FAQs

Health Care 101

What is the best coverage for me?
Because there are so many variables in finding the right health or life plan, you should speak with a Health & Life Consultant to determine which plan best suits your needs.

What is an HMO?
An HMO is a Health Maintenance Organization, and requires you to select a primary care physician (PCP) to coordinate your care.

What is a POS?
A POS, or Point of Service, plan offers in- and out-of-network options with a primary care physician (PCP) feature.

What is a PPO?
A PPO, or Preferred Provider Organization, offers flexibility in physician choice with in- and out-of-network features.

What is a MSA?
A MSA, or Medical Savings Account, is a tax-free, self-funded savings account used to pay for medical expenses. MSAs are attached to high deductible hospital plans designed to cover the insured for catastrophic illness and injury. For more information on MSAs, visit our About Medical Savings Accounts page.

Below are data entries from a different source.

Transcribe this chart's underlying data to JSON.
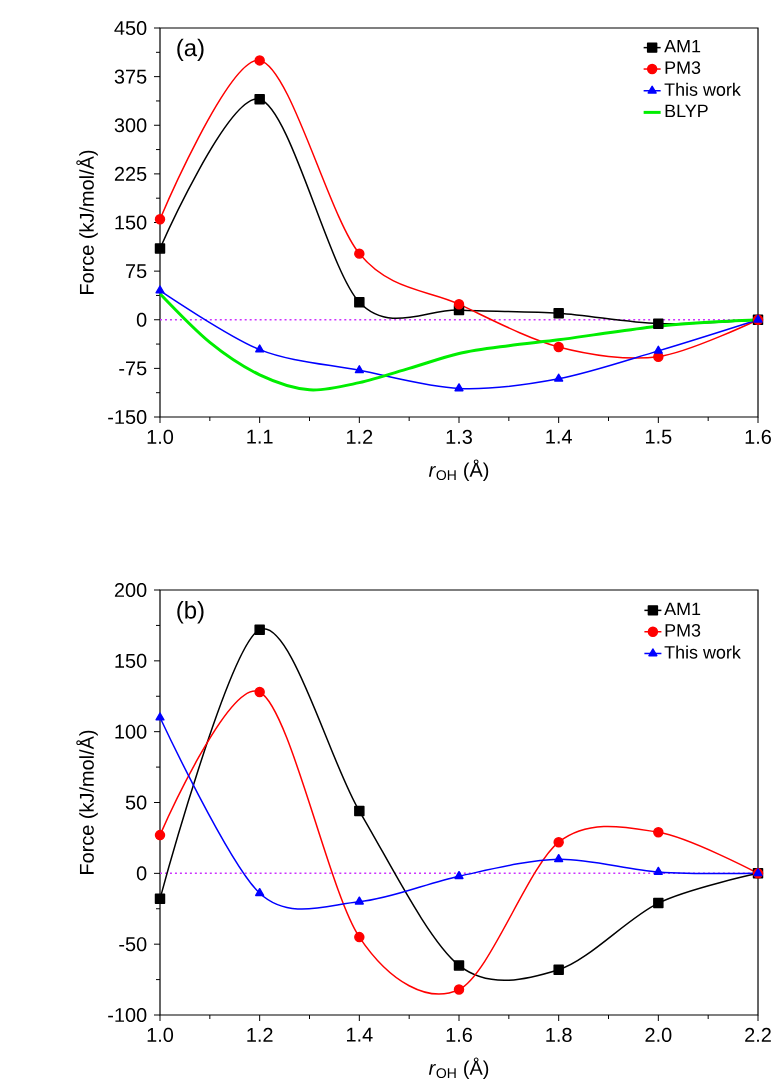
{
  "chart_data": [
    {
      "type": "line",
      "annotations": [
        "(a)"
      ],
      "xlabel": "*r*$_{OH}$ (Å)",
      "ylabel": "Force (kJ/mol/Å)",
      "x": [
        1.0,
        1.1,
        1.2,
        1.3,
        1.4,
        1.5,
        1.6
      ],
      "xlim": [
        1.0,
        1.6
      ],
      "xticks": [
        {
          "value": 1.0,
          "label": "1.0"
        },
        {
          "value": 1.1,
          "label": "1.1"
        },
        {
          "value": 1.2,
          "label": "1.2"
        },
        {
          "value": 1.3,
          "label": "1.3"
        },
        {
          "value": 1.4,
          "label": "1.4"
        },
        {
          "value": 1.5,
          "label": "1.5"
        },
        {
          "value": 1.6,
          "label": "1.6"
        }
      ],
      "ylim": [
        -150,
        450
      ],
      "yticks": [
        -150,
        -75,
        0,
        75,
        150,
        225,
        300,
        375,
        450
      ],
      "legend": "top right",
      "grid": false,
      "ref_lines": [
        {
          "axis": "y",
          "value": 0,
          "color": "#cc33ff",
          "line_style": "dotted"
        }
      ],
      "series": [
        {
          "name": "AM1",
          "color": "#000000",
          "marker": "square",
          "values": [
            110,
            340,
            27,
            15,
            10,
            -6,
            0
          ]
        },
        {
          "name": "PM3",
          "color": "#ff0000",
          "marker": "circle",
          "values": [
            155,
            400,
            102,
            24,
            -42,
            -57,
            0
          ]
        },
        {
          "name": "This work",
          "color": "#0000ff",
          "marker": "triangle",
          "values": [
            45,
            -46,
            -78,
            -106,
            -91,
            -48,
            0
          ]
        },
        {
          "name": "BLYP",
          "color": "#00ee00",
          "marker": "none",
          "x": [
            1.0,
            1.05,
            1.1,
            1.15,
            1.2,
            1.25,
            1.3,
            1.35,
            1.4,
            1.45,
            1.5,
            1.55,
            1.6
          ],
          "values": [
            40,
            -35,
            -85,
            -108,
            -97,
            -75,
            -52,
            -40,
            -31,
            -20,
            -10,
            -4,
            0
          ]
        }
      ]
    },
    {
      "type": "line",
      "annotations": [
        "(b)"
      ],
      "xlabel": "*r*$_{OH}$ (Å)",
      "ylabel": "Force (kJ/mol/Å)",
      "x": [
        1.0,
        1.2,
        1.4,
        1.6,
        1.8,
        2.0,
        2.2
      ],
      "xlim": [
        1.0,
        2.2
      ],
      "xticks": [
        {
          "value": 1.0,
          "label": "1.0"
        },
        {
          "value": 1.2,
          "label": "1.2"
        },
        {
          "value": 1.4,
          "label": "1.4"
        },
        {
          "value": 1.6,
          "label": "1.6"
        },
        {
          "value": 1.8,
          "label": "1.8"
        },
        {
          "value": 2.0,
          "label": "2.0"
        },
        {
          "value": 2.2,
          "label": "2.2"
        }
      ],
      "ylim": [
        -100,
        200
      ],
      "yticks": [
        -100,
        -50,
        0,
        50,
        100,
        150,
        200
      ],
      "legend": "top right",
      "grid": false,
      "ref_lines": [
        {
          "axis": "y",
          "value": 0,
          "color": "#cc33ff",
          "line_style": "dotted"
        }
      ],
      "series": [
        {
          "name": "AM1",
          "color": "#000000",
          "marker": "square",
          "values": [
            -18,
            172,
            44,
            -65,
            -68,
            -21,
            0
          ]
        },
        {
          "name": "PM3",
          "color": "#ff0000",
          "marker": "circle",
          "values": [
            27,
            128,
            -45,
            -82,
            22,
            29,
            0
          ]
        },
        {
          "name": "This work",
          "color": "#0000ff",
          "marker": "triangle",
          "values": [
            110,
            -14,
            -20,
            -2,
            10,
            1,
            0
          ]
        }
      ]
    }
  ]
}
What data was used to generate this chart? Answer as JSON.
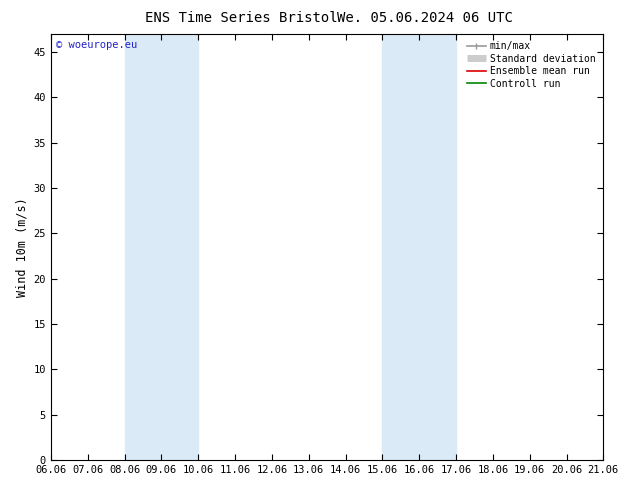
{
  "title": "ENS Time Series Bristol",
  "title2": "We. 05.06.2024 06 UTC",
  "ylabel": "Wind 10m (m/s)",
  "ylim": [
    0,
    47
  ],
  "yticks": [
    0,
    5,
    10,
    15,
    20,
    25,
    30,
    35,
    40,
    45
  ],
  "xtick_labels": [
    "06.06",
    "07.06",
    "08.06",
    "09.06",
    "10.06",
    "11.06",
    "12.06",
    "13.06",
    "14.06",
    "15.06",
    "16.06",
    "17.06",
    "18.06",
    "19.06",
    "20.06",
    "21.06"
  ],
  "xtick_positions": [
    0,
    1,
    2,
    3,
    4,
    5,
    6,
    7,
    8,
    9,
    10,
    11,
    12,
    13,
    14,
    15
  ],
  "shaded_bands": [
    {
      "xstart": 2,
      "xend": 4,
      "color": "#daeaf7"
    },
    {
      "xstart": 9,
      "xend": 11,
      "color": "#daeaf7"
    }
  ],
  "watermark": "© woeurope.eu",
  "background_color": "#ffffff",
  "plot_bg_color": "#ffffff",
  "legend_items": [
    {
      "label": "min/max",
      "color": "#999999",
      "lw": 1.2
    },
    {
      "label": "Standard deviation",
      "color": "#cccccc",
      "lw": 5
    },
    {
      "label": "Ensemble mean run",
      "color": "#dd0000",
      "lw": 1.2
    },
    {
      "label": "Controll run",
      "color": "#008800",
      "lw": 1.2
    }
  ],
  "title_fontsize": 10,
  "tick_fontsize": 7.5,
  "ylabel_fontsize": 8.5,
  "watermark_fontsize": 7.5,
  "watermark_color": "#2222cc",
  "legend_fontsize": 7
}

What is a PCP (Primary Care Physician)?
A PCP is a physician that coordinates your care. This usually is a Medical Doctor (MD), Internal Medicine Doctor (IM), General Practice Doctor (GP), or Pediatrician.

What is a provider?
A provider is a physician, hospital, lab or any other health care facility that provides care.

What are plan benefits?
Benefits are services and expenses covered under a health insurance policy.

What are covered or reasonable and customary expenses?
Covered or reasonable and customary expenses are charges that will be considered for payment under a health insurance policy.

What is a deductible?
A deductible is a fixed dollar amount the insured must satisfy before the health plan makes a payment.

What is a copayment?
A copayment is a fixed dollar amount that an insured pays per incident before the health plan makes a payment.

What is coinsurance?
After the deductible is met, the plan begins paying a percentage of covered services, known as the coinsurance. The insured is responsible for the remaining amount until the out-of-pocket maximum is met.

What is an estimated premium?
This is the expected dollar amount that will be paid to the insurance company or health care plan in order to receive health insurance coverage.

What is a drug formulary?
A formulary is a list of preferred medications covered under your prescription drug benefits. Medications outside of the formulary are generally not covered under a health plan or may be offered at a higher cost to the insured.

What is a physician network?
A network is a group of healthcare providers under contract with your health plan. Using your physician network allows you to maximize your benefits and create minimal out-of-pocket expenses.

What does lifetime maximum mean?
This is the maximum a health plan will reimburse to you for covered benefits in the lifetime of the policy.

What is an out-of-pocket maximum?
This is the maximum amount of money the insured will pay for covered benefits in a specified term.

What is the difference between in- and out-of-network providers?
The difference between in- and out-of-network providers is the out-of-pocket expense to you. By using in-network providers you cannot be charged over the contractually arranged fee between your health plan and the provider. With out-of-network providers, you have no protection against fees.